TEMAT DNIA
Producenci ropy grają w „rosyjską ruletkę"?
- Dyrektor wykonawczy Międzynarodowej Agencji Energetycznej (IEA) Fatih Birol oświadczył w poniedziałek, że „gra w rosyjską ruletkę na rynkach ropy absolutnie może mieć poważne skutki”.
Jak zaznaczył, spadek ceny poniżej 25 dolarów za baryłkę doprowadziłby do wstrzymania w USA dalszych inwestycji w eksploatowanie łupkowych złóż ropy.

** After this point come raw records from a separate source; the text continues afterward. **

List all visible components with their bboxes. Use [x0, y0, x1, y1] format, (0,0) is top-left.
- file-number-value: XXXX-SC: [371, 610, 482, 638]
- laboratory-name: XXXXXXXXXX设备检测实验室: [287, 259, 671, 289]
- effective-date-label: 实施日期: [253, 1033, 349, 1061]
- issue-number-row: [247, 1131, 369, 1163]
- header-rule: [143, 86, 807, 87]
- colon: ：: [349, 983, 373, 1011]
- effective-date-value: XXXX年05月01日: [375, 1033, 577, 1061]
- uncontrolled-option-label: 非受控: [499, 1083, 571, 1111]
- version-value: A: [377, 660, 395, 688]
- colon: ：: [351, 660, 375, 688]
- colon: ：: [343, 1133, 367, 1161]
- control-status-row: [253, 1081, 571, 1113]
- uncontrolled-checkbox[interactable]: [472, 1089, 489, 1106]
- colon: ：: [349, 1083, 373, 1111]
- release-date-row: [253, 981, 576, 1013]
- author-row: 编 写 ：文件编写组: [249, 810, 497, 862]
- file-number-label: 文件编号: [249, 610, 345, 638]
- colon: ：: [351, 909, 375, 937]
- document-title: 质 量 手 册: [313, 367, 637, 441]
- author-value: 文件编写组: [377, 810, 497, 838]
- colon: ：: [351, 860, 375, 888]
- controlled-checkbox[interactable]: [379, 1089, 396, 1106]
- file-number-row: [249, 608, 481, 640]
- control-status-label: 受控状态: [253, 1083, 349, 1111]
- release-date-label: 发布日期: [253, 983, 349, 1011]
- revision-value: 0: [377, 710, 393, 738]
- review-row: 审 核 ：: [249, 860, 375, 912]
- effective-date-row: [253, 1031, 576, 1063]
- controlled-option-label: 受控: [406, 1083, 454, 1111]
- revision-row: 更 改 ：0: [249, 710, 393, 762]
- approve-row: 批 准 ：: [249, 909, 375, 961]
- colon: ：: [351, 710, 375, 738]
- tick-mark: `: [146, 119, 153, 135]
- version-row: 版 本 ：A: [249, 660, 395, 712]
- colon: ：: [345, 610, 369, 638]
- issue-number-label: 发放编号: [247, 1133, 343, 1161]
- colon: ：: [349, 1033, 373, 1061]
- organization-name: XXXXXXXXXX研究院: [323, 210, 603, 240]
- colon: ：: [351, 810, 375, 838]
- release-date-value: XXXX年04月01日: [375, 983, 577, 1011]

Dodał, że w opinii IAE w pierwszym kwartale bieżącego roku w związku z koronawirusem nadwyżka podaży ropy nad popytem na nią może sięgnąć 3,5 mln baryłek dziennie.
Czytaj: To już panika? Wielka ucieczka od niepewnych aktywów
Wypowiedź Birola pojawiła się w czasie, gdy ceny ropy zmniejszyły się o ponad jedną czwartą. Doznały one największego w ciągu jednego dnia spadku od chwili, kiedy to 29 lat temu Arabia Saudyjska podjęła na rynku naftowym wojnę cenową.
Mająca swą siedzibę w Paryżu IAE afiliowana jest przy Organizacji Współpracy Gospodarczej i Rozwoju (OECD).